After 11 years at Rockford College, Webb Kerns resigned to open an advertising agency in Rockford. Kerns was one of the founders of WRCR, who, after graduating in 1965, had joined the college administration in the admissions office. While there he continued his interest in WRCR. Even after leaving college employment, Kerns continued to aid WRCR. In 1989 he was involved with a effort to raise $5,000 to help revive WRCR. More on that effort is discussed below.

In the Fall of 1972, WRCR found itself in conflict with the college administration over an arrangement in which station staffers worked as news stringers for Rockford radio station WROK. In exchange for the student reporters, WROK provided WRCR with training and the ABC Contemporary Radio Network feed. The dispute arose when News Director John Bacevicius told the college director of Public Relations Howard Nadel that he and Jerry Mayer were working on a story on student discontent that would be aired on WROK. Nadel maintained that providing the story to an outside organization violated college regulations. He said WRCR should not have made an alliance with an off-campus organization without going through college channels that would need to be approved by the Trustees. An accommodation was reached whereby WRCR staffers would act as individuals in dealing with WROK.

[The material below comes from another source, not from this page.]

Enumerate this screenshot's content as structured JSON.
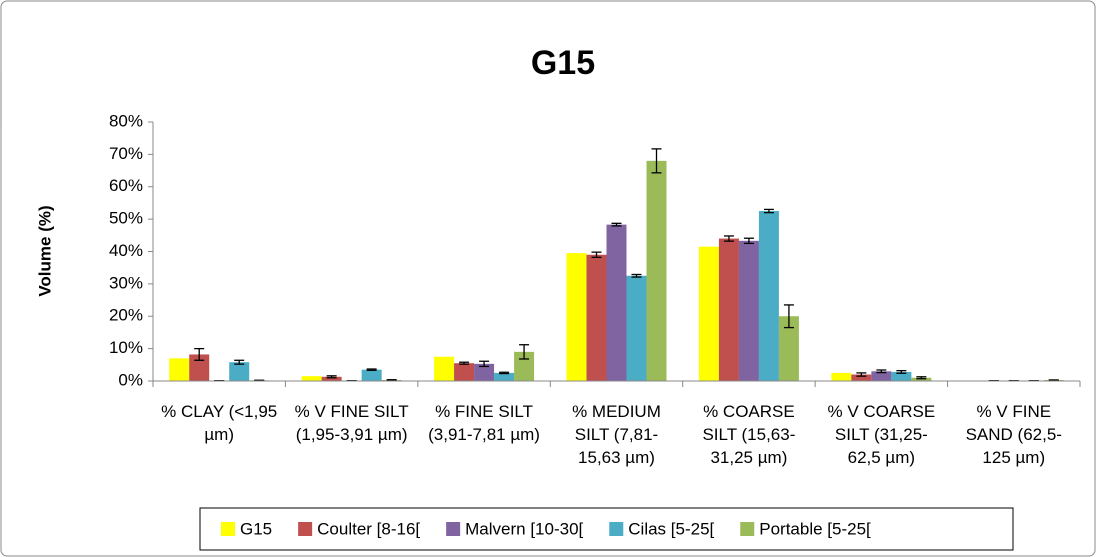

WRCR began the 1972-73 academic year on Orientation Sunday, September 10, 1972. During the summer the station's Revox tape machine was stolen. The loss was estimated at $800, but it also meant that the OSCAR automation system would not function. WRCR continued its news efforts supplemented by the ABC network. Newscasts were heard each weekday at 7:30 and 8:30 in the morning and 7 and 10 in the evening. Broadcast hours were from 7 to 9 in the morning and from 6 in the evening until 1am. Weekends the station was on from 7pm to 3am.

The WRCR news department covered the 1972 presidential election from Forrest Cool lounge on November 7, 1972, anchored by John Bacevicius. A panel of Republicans and Democrats was on hand to provide perspective.

In April of 1973 Jerry Mayer was chosen General Manager for the 1973-74 school year. The "National Lampoon Radio Hour" was added to WRCR's programming in the Fall of 1973.

The history of WRCR becomes more sketchy in the middle 1970s, as few newspaper articles have turned up. The Collegian folded and became the Forge in the Fall of 1974. Some WRCR alumni feel that the strong news operation at the radio station hurt the newspaper.

WRCR began the 1978-79 academic year on October 1 with Steve Bahr. The announced schedule had programming at mealtimes as well as afternoon and evening shows. In December of 1978 GM Bill Hille and adviser Ralph Cohen announced a proposal for WRCR to broadcast over the air as a low-power AM station covering just the campus. The administration was opposed to an FM station, saying it would put the college in competition with commercial FM stations in Rockford. The reason for seeking a low-power AM station was to overcome the hum caused by carrier current broadcasting.